I have always struggled to feel like I belonged. My life has been one marked by transition and change. At an age when most children learn to walk, I learned to fly and my feet have never quite landed since. Because of my family’s work abroad, despite my American citizenship and birthplace, I spent the first 18 years of my life living in Europe, Asia, and Africa. Home became a nebulous idea to me. I knew what it felt like to have wonderful family and friends. I knew what good community looked like. I just didn’t know how to be content in the places I lived.
College marked the first time in my life I had to live in the States for an extended period of time. The first time I stepped foot on Georgia Tech was the day I moved in; it was the same day I said goodbye to my family and was left all alone in a state and country where I had no connections. I was an invisible immigrant, an international student with an American passport. Few people knew, even less understood. My college experience has been defined by my struggle to feel at home in a foreign place. Student organizations, academic programs, volunteer work – it was all in part an effort to feel “normal”.
Over winter break my second year, I got to return to my family living in Africa. We parted tearfully at the end of two weeks and I began the tedious journey back. When I landed in Boston after nearly 24 hours of travel, I stepped up to the immigration counter where the customs control agent took my documents and glanced quickly back and forth from my passport to my washed out, tired face.
Where are you coming from?
His question snapped me back to reality.
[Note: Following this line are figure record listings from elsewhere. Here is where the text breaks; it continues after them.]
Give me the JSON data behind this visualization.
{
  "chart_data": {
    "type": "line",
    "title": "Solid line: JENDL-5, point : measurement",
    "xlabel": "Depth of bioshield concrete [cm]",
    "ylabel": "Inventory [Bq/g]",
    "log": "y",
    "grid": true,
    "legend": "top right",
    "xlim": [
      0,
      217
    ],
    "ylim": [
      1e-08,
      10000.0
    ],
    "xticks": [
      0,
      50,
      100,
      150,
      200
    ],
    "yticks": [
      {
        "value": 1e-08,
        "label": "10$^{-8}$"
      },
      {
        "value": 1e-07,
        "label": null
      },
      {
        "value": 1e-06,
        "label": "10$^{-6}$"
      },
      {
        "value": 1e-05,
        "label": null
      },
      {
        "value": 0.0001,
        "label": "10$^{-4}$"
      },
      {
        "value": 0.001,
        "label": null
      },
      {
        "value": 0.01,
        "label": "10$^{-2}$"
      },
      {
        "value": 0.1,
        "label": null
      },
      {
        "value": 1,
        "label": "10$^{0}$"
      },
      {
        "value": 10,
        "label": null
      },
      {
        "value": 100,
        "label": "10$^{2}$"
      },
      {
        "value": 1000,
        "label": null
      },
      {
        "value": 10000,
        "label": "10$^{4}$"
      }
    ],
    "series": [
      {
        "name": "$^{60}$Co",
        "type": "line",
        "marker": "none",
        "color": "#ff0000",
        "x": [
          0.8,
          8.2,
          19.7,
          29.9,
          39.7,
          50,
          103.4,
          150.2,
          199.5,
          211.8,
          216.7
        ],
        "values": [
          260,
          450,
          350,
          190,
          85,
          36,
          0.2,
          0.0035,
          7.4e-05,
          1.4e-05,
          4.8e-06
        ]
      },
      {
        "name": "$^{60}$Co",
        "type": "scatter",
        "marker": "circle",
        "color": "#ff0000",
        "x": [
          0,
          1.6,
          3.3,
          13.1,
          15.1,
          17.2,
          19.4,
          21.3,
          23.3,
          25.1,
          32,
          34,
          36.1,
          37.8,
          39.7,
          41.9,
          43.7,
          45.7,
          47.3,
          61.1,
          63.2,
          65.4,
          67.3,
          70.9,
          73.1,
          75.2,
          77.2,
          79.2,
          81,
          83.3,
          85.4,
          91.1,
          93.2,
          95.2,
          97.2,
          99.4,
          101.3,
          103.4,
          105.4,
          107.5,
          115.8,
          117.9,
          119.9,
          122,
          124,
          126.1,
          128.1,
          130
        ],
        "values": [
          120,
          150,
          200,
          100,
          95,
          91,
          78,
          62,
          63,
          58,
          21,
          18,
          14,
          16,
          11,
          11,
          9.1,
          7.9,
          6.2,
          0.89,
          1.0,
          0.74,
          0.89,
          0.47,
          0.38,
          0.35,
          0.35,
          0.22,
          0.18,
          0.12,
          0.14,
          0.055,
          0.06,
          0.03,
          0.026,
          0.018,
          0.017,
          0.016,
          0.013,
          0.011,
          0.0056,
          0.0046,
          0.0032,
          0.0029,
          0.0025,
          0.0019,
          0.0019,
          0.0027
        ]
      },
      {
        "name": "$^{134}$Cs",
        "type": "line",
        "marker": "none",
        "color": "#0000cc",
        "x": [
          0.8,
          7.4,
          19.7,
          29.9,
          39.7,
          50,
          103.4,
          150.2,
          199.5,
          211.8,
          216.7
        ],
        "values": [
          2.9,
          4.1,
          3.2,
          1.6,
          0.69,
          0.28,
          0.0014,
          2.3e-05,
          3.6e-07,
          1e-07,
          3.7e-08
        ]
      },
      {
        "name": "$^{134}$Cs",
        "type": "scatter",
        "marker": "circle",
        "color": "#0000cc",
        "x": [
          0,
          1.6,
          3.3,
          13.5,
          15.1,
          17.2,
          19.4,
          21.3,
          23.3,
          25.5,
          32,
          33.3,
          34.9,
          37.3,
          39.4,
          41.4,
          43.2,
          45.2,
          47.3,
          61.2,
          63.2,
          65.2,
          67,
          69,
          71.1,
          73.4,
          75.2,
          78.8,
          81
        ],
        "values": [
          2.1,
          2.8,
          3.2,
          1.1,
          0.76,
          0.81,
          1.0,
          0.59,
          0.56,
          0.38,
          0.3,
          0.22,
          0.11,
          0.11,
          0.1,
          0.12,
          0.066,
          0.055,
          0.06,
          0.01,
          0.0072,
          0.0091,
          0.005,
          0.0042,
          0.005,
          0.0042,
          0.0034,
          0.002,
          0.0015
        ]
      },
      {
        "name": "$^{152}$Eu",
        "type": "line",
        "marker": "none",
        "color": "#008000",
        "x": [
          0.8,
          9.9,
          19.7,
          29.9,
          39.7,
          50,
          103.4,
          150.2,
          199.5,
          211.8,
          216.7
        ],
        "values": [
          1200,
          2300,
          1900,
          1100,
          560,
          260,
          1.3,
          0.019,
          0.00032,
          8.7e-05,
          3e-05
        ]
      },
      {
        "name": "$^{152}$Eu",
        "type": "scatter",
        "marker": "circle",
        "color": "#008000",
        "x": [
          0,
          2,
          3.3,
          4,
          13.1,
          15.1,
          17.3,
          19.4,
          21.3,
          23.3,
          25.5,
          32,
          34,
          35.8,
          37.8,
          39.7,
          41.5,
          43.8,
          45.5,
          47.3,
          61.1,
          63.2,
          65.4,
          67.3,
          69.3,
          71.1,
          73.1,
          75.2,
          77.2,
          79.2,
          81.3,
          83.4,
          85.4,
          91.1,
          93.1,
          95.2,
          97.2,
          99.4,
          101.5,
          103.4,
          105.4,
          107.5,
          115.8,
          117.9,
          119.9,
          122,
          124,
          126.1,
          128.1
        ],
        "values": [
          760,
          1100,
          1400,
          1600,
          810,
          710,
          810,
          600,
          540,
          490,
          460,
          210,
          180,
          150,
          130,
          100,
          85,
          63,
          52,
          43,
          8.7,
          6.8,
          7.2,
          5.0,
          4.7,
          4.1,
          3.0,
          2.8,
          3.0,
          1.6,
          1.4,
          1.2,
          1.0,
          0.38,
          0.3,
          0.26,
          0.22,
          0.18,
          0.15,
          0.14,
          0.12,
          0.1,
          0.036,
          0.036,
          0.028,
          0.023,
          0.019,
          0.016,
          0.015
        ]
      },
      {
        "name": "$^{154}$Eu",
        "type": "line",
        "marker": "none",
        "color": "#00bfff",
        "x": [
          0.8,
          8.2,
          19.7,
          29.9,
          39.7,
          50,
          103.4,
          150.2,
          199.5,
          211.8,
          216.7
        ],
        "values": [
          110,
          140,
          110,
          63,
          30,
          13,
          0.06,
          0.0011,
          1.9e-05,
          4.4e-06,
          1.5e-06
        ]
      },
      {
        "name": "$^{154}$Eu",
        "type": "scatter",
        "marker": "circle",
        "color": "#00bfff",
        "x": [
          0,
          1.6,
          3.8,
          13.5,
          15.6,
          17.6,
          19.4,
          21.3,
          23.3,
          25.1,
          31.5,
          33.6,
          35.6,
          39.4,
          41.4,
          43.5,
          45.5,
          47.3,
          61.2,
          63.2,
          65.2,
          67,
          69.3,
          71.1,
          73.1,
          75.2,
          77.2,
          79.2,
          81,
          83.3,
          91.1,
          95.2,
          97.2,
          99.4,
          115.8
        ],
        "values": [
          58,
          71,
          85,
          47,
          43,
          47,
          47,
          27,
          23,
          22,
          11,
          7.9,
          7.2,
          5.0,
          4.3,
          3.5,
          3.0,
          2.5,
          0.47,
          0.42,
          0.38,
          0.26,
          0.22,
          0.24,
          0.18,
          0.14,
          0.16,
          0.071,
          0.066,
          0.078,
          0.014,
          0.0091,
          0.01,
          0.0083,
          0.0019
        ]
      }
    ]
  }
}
I had been preoccupied trying to predict the chances I could conveniently forget to declare the food I was carrying and not get caught.
Um. South Africa.
What was your reason for going there?
Visiting family.
Your family lives in South Africa?
Yes.
How long did you stay?
Two weeks.
Okay. You’re good to go. Welcome Home.
The man at the immigration counter handed me back my passport and we moved on with our lives without another word. Two connecting flights later I’m still thinking about those simple words: Welcome Home. At first, I am indignant. How dare he! If only he knew what I had left behind. Then, I am humbled. If not for him, would anyone have welcomed me back? I settle at disheartened, because after all this time, I’m disappointed that these simple words still have so much power over me. Knowing myself, maybe they always will.
Georgia Tech is a temporary stop on my journey, but I’ve found glimpses of home in my friends, roommates, and the communities who’ve come alongside me and seen what others did not. To them, my past is not invisible and my experience defines who I am for the better. For all of our sake, I hope that is true and maybe, just maybe, someday I’ll find my way home.